Sunday, November 1, 2009

LIFE !

life why do u have to be so mean to me. I don’t want this anymore I want to stop enjoy whatever beauty if left in the world. I want to see hope and want people to love each other for who they are not what they are. And I don’t want this cruel harsh life although everyone keeps tell me it not that hard then why do I feel the way I fell and no u can’t call me emo just because I try to solve every emotional disorder I have I want to live breathe air without poison run down my lungs .....and I want life to be easy or at least meaningful to me I want education I don’t fear it but I fear losing it so I don’t even try hard ..And later I can give the excuse to life itself that I didn’t try hard enough and I love the people in my life but I never can find a way to tell them because I always screw it up BAD!
I want to stop take a break ...y wont time stop 4 me.... And the other tat lay beside me...We need a break...I cant take this ...stop lying to me to make me feel better cause I fall even future and I won’t last long if u keep doing this ...a friend asked me if I would visit her grave ...if she died but seriously y wouldn’t I, was that even a question?! And it made me think..do I have anyone who would visit mine when I m gone ...so 4 long as I live ...plz make my life beautiful in every way and help me lean from others mistake and stop the misery u keep bring in front of me.... I just want a normal l life ... nothing much nothing less... if I can get that then I’ll make something out of myself..... I promise!

Sunday, October 25, 2009

I was having a normal day ..and then all of a sudden everything tat ma parents were saying kinda felt like a insult to me like they were putting me down ...... and every request i made was blown-off for apparently no god damn good reason .... and then all of a sudden i felt all these emotion which were god knows why even their to being with going outta control in ma body ...and the next thing i new i was tearing up ... but tat wasn't it i mean when i tried to control it ...it became worst!!...and kaboom...out it was ...on ma moms face ...i was scream at her for no reason and my dad was just staring at me .... and the next thing i knew my mom was swearing AT ME .....and i knew i should have went out of the room or something ... but i just didn't have time!!..it all happened 4 a sudden..
well....newayz ...when i came back home from school ... 4 some god damn reason .... my dad and mom ...were acting like nothing happen!....i mean tats weird!?? and rare ... rite! .... yesterday they all were swearing at me and now all happy family !! .... but it made my soul happy 4 sum reason .... and i don't really care if they were acting or whatever .... it just made me happy! ... like i was starting new or something!!....so i don't really care what made it happen it happen!!.....

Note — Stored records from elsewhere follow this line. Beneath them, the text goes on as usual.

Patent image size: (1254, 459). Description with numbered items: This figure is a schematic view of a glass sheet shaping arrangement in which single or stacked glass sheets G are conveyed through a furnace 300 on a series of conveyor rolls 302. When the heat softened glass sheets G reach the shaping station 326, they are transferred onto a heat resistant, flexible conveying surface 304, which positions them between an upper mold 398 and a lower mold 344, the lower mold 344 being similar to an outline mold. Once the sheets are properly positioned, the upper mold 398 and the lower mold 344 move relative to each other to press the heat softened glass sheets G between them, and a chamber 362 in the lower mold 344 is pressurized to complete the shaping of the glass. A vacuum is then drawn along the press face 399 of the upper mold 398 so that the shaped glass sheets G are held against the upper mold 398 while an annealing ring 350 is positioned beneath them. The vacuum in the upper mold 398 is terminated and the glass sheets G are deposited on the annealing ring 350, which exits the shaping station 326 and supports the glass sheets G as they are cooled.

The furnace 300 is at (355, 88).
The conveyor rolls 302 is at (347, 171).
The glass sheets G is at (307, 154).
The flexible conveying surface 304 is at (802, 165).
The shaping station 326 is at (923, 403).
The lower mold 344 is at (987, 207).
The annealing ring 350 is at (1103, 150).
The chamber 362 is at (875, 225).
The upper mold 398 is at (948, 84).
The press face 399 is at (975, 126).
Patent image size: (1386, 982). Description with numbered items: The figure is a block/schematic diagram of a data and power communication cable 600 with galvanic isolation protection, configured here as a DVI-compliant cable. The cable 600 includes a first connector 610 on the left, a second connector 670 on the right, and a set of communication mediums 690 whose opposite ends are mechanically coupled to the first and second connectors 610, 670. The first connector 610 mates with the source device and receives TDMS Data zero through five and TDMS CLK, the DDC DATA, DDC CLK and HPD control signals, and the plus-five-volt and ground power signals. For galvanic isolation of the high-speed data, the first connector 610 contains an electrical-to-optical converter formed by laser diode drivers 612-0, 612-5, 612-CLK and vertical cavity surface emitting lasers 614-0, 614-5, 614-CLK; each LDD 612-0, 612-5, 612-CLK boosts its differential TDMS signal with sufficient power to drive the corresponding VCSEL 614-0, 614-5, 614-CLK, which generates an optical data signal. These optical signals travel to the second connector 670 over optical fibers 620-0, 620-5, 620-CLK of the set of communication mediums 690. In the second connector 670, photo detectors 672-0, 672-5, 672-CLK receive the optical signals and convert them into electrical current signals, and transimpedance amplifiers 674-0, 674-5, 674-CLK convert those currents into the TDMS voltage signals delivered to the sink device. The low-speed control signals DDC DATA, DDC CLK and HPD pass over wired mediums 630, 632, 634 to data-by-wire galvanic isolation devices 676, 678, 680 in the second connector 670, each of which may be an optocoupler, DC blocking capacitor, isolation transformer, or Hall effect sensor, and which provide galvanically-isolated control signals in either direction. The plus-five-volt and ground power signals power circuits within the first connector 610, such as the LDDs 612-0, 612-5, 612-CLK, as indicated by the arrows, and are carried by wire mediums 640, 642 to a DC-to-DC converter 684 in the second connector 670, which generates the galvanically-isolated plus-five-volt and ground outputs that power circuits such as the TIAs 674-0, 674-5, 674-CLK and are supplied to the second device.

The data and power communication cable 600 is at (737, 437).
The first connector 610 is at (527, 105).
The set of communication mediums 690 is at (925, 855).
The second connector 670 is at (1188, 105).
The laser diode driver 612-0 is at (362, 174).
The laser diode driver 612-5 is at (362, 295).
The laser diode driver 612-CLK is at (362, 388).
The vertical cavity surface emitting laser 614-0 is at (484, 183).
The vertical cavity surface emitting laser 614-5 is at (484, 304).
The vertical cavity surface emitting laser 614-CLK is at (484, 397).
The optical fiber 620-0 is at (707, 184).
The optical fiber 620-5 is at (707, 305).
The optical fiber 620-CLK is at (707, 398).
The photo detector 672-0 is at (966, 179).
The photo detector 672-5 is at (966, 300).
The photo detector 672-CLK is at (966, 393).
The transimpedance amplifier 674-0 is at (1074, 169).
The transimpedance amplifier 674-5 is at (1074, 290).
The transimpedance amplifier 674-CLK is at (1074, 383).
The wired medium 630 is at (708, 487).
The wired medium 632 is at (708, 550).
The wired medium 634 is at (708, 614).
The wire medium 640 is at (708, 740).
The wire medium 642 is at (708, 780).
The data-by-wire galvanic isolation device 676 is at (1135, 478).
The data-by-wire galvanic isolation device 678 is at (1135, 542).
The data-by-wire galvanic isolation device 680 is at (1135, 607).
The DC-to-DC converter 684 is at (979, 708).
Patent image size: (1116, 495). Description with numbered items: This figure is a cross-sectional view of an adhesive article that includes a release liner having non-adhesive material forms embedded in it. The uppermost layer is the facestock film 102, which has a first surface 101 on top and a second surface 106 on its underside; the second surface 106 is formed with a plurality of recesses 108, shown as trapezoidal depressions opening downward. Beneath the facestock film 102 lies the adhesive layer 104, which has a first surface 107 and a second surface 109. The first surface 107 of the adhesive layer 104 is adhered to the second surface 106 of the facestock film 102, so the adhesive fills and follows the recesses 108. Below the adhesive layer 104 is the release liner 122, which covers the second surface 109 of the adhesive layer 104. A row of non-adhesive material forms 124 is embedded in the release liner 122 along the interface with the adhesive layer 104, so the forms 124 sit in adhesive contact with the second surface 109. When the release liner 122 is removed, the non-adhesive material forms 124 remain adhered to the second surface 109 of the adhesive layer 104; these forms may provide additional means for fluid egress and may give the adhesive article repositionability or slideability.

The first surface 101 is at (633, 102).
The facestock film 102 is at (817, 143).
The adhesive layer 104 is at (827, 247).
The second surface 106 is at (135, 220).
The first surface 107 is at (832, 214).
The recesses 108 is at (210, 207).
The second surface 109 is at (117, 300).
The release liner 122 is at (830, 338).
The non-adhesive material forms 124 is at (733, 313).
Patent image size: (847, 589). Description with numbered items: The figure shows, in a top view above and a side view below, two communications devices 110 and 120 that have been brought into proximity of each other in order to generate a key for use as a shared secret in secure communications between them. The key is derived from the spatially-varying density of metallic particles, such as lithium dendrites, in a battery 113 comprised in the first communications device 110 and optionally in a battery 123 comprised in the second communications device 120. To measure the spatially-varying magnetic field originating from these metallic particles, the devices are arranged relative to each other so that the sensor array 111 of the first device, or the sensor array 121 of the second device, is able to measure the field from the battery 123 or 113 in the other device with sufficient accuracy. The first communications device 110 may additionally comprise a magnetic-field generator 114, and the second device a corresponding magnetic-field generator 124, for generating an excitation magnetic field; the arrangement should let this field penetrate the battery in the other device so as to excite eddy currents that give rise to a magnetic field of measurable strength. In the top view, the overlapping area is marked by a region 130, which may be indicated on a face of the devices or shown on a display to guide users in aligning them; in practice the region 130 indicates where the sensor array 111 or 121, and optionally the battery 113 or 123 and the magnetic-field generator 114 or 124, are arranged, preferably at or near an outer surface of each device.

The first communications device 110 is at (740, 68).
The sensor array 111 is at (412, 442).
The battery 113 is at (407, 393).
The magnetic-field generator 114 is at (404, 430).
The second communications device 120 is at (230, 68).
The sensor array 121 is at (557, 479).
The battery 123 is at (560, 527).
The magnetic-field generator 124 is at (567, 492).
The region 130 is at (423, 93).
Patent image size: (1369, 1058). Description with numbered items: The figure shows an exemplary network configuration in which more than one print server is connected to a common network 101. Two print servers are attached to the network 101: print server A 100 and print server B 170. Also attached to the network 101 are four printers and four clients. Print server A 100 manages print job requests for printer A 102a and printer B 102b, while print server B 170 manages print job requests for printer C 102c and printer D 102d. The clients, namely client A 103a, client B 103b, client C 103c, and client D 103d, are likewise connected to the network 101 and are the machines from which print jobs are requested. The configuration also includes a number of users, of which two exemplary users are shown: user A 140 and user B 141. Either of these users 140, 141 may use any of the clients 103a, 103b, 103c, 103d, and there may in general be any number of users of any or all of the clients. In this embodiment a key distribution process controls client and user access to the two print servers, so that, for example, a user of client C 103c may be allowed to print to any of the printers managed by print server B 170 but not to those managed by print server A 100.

.....So people do intend to have emotional breakdowns ...and i suppose you would say its okay !...but no ....i mean you are supposed to be in control of your emotions and in short everything u r ...rite?!
....... well ..... so .... all in all ..... everything does happen 4 a reason!! ....
bad or good....just doesn't exist!!

I know confusing and maybe you'll not get what i mean ....but its alright!! .... its not that that counts .... its the thought of it :D

Friday, October 23, 2009

okeiii!!!!!...heya
so i finally make ma 1st blog ...due to the continuous bragging of ma friends (no offense ....i still luv u guyz ....muwaah.... :D) and since they all gt one ....o y shouldn't i .........but lets see how long this would last !!! .........

OMG!!! OMG!!!..i hav finally done it !!!